Poseł Konfederacji „przyłapany” na kradzieży w IKEA. Powstała zbiórka na rzeczy dla posła

3 godzin temu

W mediach społecznościowych wrze po informacji, iż poseł Konfederacji Konrad Berkowicz został zatrzymany w sklepie IKEA za nieopłacone produkty. Polityk tłumaczy sytuację jako „zwykłą nieuwagę”, jednak sprawa gwałtownie rozeszła się po sieci i wywołała falę komentarzy – od żartów po polityczne przytyki.

Fot. Warszawa w Pigułce

„Zwykła nieuwaga” – tak poseł tłumaczy incydent

Konrad Berkowicz w swoim poście przyznał, iż podczas zakupów w IKEI doszło do nieporozumienia:

„Robiłem dziś w dużym pośpiechu spore zakupy w IKEA, słuchając czegoś na słuchawkach. Kasowałem wszystko, ale okazało się, iż nie wszystko się nabiło. Zwykła nieuwaga. Patelnię i talerz. Głupi błąd, za który przeprosiłem i przyjąłem mandat. Nie zasłaniałem się immunitetem jak Mejza czy Sterczewski”.

Wpis polityka zdobył tysiące reakcji i setki komentarzy. Berkowicz zapewnił, iż nie miał złych intencji, a incydent zakończył się mandatem i przeprosinami.

Premier Tusk komentuje z ironią

Sytuacja nie umknęła również premierowi Donaldowi Tuskowi, który w swoim poście skomentował zdarzenie w sposób ironiczny:

„Jeden z liderów Konfederacji Konrad Berkowicz przyłapany na próbie kradzieży w Ikei. Mało w porównaniu z PiS, ale od czegoś trzeba przecież zacząć.”

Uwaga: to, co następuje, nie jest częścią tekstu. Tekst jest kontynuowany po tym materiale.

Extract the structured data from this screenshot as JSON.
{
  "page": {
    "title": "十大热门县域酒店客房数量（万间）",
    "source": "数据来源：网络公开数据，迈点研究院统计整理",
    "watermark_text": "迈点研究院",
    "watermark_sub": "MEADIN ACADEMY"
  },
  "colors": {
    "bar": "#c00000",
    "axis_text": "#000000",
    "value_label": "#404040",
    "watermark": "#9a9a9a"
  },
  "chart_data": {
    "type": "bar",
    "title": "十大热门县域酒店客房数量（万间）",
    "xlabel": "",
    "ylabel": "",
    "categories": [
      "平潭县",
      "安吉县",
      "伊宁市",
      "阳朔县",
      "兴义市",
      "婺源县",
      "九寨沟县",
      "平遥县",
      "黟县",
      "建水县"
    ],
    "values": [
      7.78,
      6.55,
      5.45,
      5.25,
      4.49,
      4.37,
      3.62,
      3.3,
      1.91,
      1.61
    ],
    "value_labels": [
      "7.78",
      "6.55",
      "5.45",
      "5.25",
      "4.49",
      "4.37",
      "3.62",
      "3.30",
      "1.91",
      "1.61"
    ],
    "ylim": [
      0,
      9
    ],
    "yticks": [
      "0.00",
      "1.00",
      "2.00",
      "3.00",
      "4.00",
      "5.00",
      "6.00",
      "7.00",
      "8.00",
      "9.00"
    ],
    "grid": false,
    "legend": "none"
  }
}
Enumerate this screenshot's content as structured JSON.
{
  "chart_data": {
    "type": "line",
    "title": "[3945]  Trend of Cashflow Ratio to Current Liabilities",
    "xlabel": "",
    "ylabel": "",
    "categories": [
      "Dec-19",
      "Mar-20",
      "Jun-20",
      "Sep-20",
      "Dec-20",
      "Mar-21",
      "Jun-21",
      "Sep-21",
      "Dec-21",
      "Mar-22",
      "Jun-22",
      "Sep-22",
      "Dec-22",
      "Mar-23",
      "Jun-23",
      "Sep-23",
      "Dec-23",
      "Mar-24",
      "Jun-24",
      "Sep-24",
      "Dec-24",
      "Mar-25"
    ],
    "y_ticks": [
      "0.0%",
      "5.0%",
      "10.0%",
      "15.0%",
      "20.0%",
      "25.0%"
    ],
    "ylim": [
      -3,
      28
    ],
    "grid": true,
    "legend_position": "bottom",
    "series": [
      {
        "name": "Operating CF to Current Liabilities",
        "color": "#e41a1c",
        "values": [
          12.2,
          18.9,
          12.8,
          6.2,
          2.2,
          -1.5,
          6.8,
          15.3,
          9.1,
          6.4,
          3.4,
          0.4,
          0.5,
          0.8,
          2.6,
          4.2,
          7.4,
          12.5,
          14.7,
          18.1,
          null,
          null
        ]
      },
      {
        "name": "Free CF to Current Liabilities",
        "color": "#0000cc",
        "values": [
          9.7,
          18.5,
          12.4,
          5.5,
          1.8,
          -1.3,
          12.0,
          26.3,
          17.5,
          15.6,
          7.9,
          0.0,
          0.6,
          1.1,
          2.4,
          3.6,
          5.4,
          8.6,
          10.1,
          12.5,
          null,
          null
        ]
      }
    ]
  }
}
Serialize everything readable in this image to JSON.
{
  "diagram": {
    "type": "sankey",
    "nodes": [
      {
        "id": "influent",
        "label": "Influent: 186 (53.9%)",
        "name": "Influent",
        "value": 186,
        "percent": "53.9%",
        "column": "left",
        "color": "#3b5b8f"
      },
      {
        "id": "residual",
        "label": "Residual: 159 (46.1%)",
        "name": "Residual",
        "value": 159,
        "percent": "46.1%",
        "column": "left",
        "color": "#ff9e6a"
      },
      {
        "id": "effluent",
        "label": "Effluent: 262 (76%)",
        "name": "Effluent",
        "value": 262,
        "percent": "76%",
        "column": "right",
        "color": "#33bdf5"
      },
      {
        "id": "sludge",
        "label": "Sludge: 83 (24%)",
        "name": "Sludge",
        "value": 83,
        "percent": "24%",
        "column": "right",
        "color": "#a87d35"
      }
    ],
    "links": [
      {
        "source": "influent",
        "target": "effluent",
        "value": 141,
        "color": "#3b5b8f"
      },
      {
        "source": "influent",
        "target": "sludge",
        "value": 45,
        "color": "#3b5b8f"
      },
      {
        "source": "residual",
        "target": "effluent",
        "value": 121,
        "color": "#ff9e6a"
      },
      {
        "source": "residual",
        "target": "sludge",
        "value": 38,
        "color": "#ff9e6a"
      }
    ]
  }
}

Wpis premiera natychmiast wywołał burzę w sieci i kolejną falę dyskusji na temat zachowania polityków oraz granic publicznej krytyki.

Mentzen: „Nie zasłaniał się immunitetem”

Do sprawy odniósł się także współlider Konfederacji Sławomir Mentzen, który potwierdził wersję Berkowicza:

„Konrad zapłacił mandat i nie zasłaniał się immunitetem. Zdarza się każdemu.”

Mentzen podkreślił, iż polityk zachował się odpowiedzialnie i nie próbował unikać konsekwencji, co – jego zdaniem – „wyróżnia go na tle wielu innych posłów”.

Internet reaguje – żarty i zrzutka na nową patelnię

W sieci zaroiło się od memów i komentarzy. Jednym z najbardziej popularnych okazał się wpis radnego Łukasza Wantucha, który ogłosił… zrzutkę na zakup nowej patelni i zestawu garnków dla Berkowicza.

„Wybieram się dziś do Ikei, aby kupić zestaw garnków i patelnię, a następnie dostarczyć je do biura poselskiego Konrada Berkowicza. Założyłem też zrzutkę – może uzbieramy na pralkę. Rozumiem, iż kradzież w Ikei była zemstą za potop szwedzki” – napisał Wantuch z humorem.

Zbiórka błyskawicznie zdobyła popularność w mediach społecznościowych, a sam radny żartował, iż „gorzej będzie, jeżeli Berkowicz pójdzie na zakupy do Kauflandu”.

„Zemsta za potop” – afera z przymrużeniem oka

Choć incydent zyskał ogromny rozgłos, sam Berkowicz stara się obrócić sytuację w żart. W swoim wpisie dodał:

„PS. Zgadnijcie, czego słuchałem…” – co wywołało falę humorystycznych odpowiedzi użytkowników.

Niektórzy komentujący ironicznie piszą o „patelni narodowej” i „szwedzkiej prowokacji”, inni chwalą posła za przyznanie się do błędu bez szukania wymówek.

Polityczna wpadka czy zwykła pomyłka?

Cała sytuacja pokazuje, jak błyskawicznie drobne zdarzenie może przerodzić się w medialną burzę. Choć polityk przyznał się do winy i poniósł konsekwencje, sprawa stała się viralem, a komentarze internautów łączą powagę z dużą dawką humoru.